The applet is quite self-explanatory (or at least that's what I hope, else just drop me an email). After scaling the data down to an [0, 1] interval, it is split into training- and testset by a 70:30 ratio.
The applet produces nice plots of accuracy vs iteration. The graphs are plotted using the testset, while the learning algorithm only ever sees the training set. This explains why even when using an elitist EA (one that never discards the best solution found so far) the graph is not always monotonically decreasing.
Related work & further reading
- Leonardo Noriega has a terse, but quite useful Multilayer Perceptron Tutorial that I used as a pointer when implementing the MLP and the BP algorithm.

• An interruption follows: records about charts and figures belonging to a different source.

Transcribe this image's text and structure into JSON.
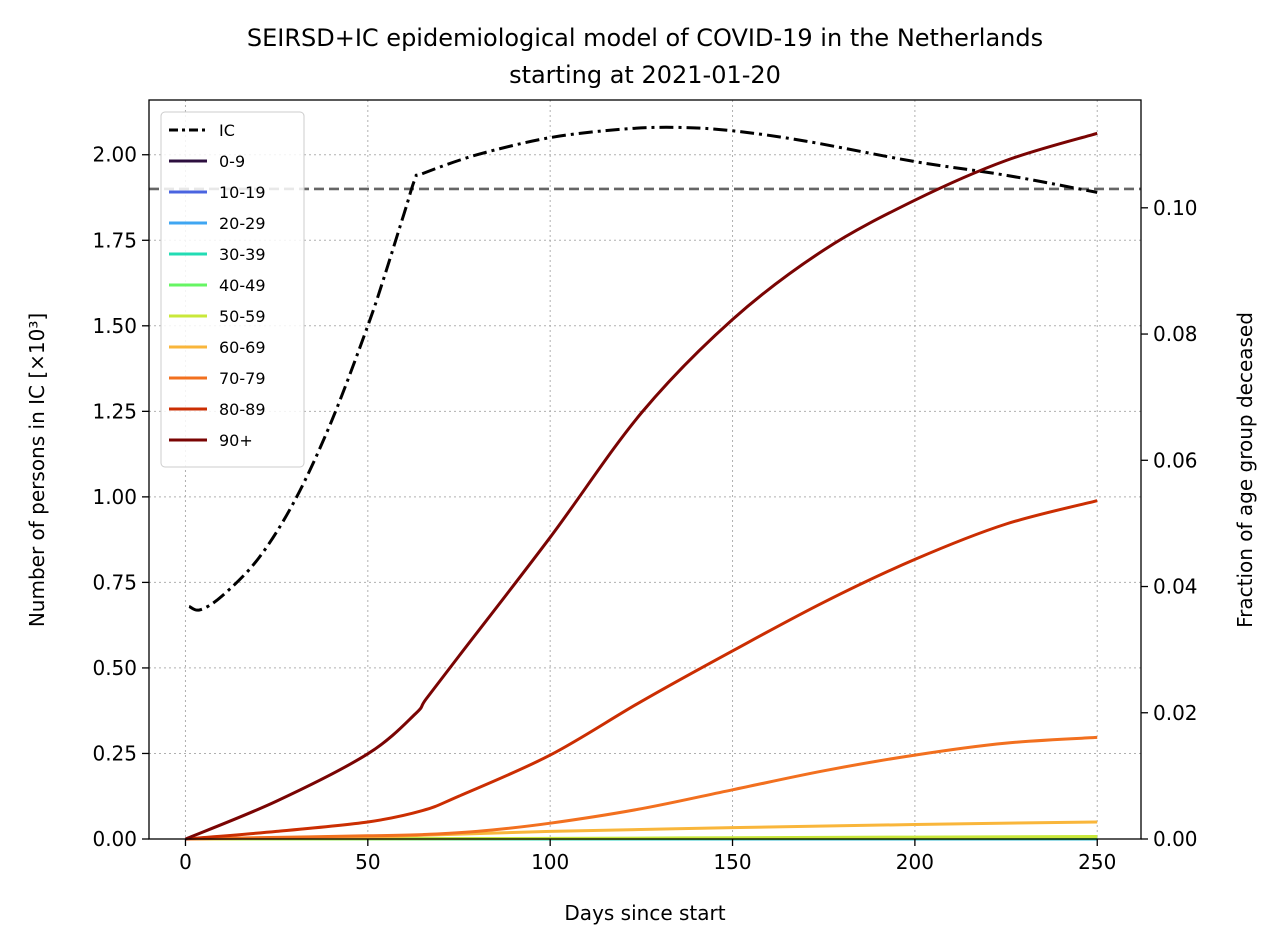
{
  "chart_data": {
    "type": "line",
    "title": "SEIRSD+IC epidemiological model of COVID-19 in the Netherlands",
    "subtitle": "starting at 2021-01-20",
    "xlabel": "Days since start",
    "ylabel_left": "Number of persons in IC [×10³]",
    "ylabel_right": "Fraction of age group deceased",
    "xlim": [
      -10,
      262
    ],
    "ylim_left": [
      0,
      2.16
    ],
    "ylim_right": [
      0,
      0.11708
    ],
    "x_ticks": [
      0,
      50,
      100,
      150,
      200,
      250
    ],
    "y_left_ticks": [
      "0.00",
      "0.25",
      "0.50",
      "0.75",
      "1.00",
      "1.25",
      "1.50",
      "1.75",
      "2.00"
    ],
    "y_right_ticks": [
      "0.00",
      "0.02",
      "0.04",
      "0.06",
      "0.08",
      "0.10"
    ],
    "grid": true,
    "legend_position": "upper-left",
    "ic_capacity_level": 1.9,
    "series": [
      {
        "name": "IC",
        "axis": "left",
        "color": "#000000",
        "style": "dashdot",
        "x": [
          1,
          4,
          10,
          20,
          30,
          40,
          50,
          55,
          60,
          63,
          65,
          80,
          100,
          120,
          135,
          150,
          170,
          200,
          225,
          250
        ],
        "values": [
          0.68,
          0.67,
          0.71,
          0.82,
          0.99,
          1.22,
          1.5,
          1.66,
          1.83,
          1.93,
          1.945,
          2.0,
          2.05,
          2.075,
          2.08,
          2.07,
          2.04,
          1.98,
          1.94,
          1.89
        ]
      },
      {
        "name": "0-9",
        "axis": "right",
        "color": "#2d0f3f",
        "style": "solid",
        "x": [
          0,
          250
        ],
        "values": [
          0,
          1e-05
        ]
      },
      {
        "name": "10-19",
        "axis": "right",
        "color": "#4a64e0",
        "style": "solid",
        "x": [
          0,
          250
        ],
        "values": [
          0,
          1e-05
        ]
      },
      {
        "name": "20-29",
        "axis": "right",
        "color": "#3fa6f2",
        "style": "solid",
        "x": [
          0,
          250
        ],
        "values": [
          0,
          2e-05
        ]
      },
      {
        "name": "30-39",
        "axis": "right",
        "color": "#22dcb4",
        "style": "solid",
        "x": [
          0,
          250
        ],
        "values": [
          0,
          5e-05
        ]
      },
      {
        "name": "40-49",
        "axis": "right",
        "color": "#66f563",
        "style": "solid",
        "x": [
          0,
          250
        ],
        "values": [
          0,
          0.00015
        ]
      },
      {
        "name": "50-59",
        "axis": "right",
        "color": "#c9e83a",
        "style": "solid",
        "x": [
          0,
          100,
          150,
          200,
          250
        ],
        "values": [
          0,
          0.0001,
          0.0002,
          0.0003,
          0.0004
        ]
      },
      {
        "name": "60-69",
        "axis": "right",
        "color": "#f9b63b",
        "style": "solid",
        "x": [
          0,
          50,
          65,
          100,
          150,
          200,
          250
        ],
        "values": [
          0,
          0.0003,
          0.0006,
          0.0012,
          0.0018,
          0.0023,
          0.0027
        ]
      },
      {
        "name": "70-79",
        "axis": "right",
        "color": "#f2701f",
        "style": "solid",
        "x": [
          0,
          25,
          50,
          65,
          80,
          100,
          125,
          150,
          175,
          200,
          225,
          250
        ],
        "values": [
          0,
          0.00025,
          0.0005,
          0.0007,
          0.0012,
          0.0025,
          0.0048,
          0.0078,
          0.0108,
          0.0133,
          0.0152,
          0.0161
        ]
      },
      {
        "name": "80-89",
        "axis": "right",
        "color": "#cb2e02",
        "style": "solid",
        "x": [
          0,
          25,
          50,
          65,
          75,
          100,
          125,
          150,
          175,
          200,
          225,
          250
        ],
        "values": [
          0,
          0.0012,
          0.0027,
          0.0045,
          0.0068,
          0.0133,
          0.0218,
          0.0298,
          0.0375,
          0.0443,
          0.0499,
          0.0536
        ]
      },
      {
        "name": "90+",
        "axis": "right",
        "color": "#7a0403",
        "style": "solid",
        "x": [
          0,
          25,
          50,
          63,
          66,
          75,
          100,
          125,
          150,
          175,
          200,
          225,
          250
        ],
        "values": [
          0,
          0.006,
          0.0135,
          0.0198,
          0.0222,
          0.029,
          0.0478,
          0.0675,
          0.0823,
          0.0933,
          0.1012,
          0.1075,
          0.1118
        ]
      }
    ]
  }
}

- The PhD thesis of M.E.H. Pedersen, Tuning & Simplifying Heuristical Optimization, points out why Differential Evolution is a pretty useful algorithm even though it's simpler than other Swarm-based optimization heuristics. It also contains useful advice on how to choose the parameters for DE.
- Pedro A. Castillo has tried to combine GAs and BP for training MLPs and has come up with G-Prop: Global optimization of multilayer perceptrons using GAs. He later evaluated a number of these hybrid systems in his paper Comparing Evolutionary Hybrid Systems For Design And Optimization Of Multilayer Perceptron Structure Along Training Parameters and concludes that they yield better results than using only BP or GAs.
- Randall S. Sextona and Jatinder N. D. Gupta have compared the performance of BP and GAs in their paper Comparative evaluation of genetic algorithm and backpropagation for training neural networks. Interestingly enough their results differ greatly from mine, as they find that GAs outperform BPs (at least on the problems they tried).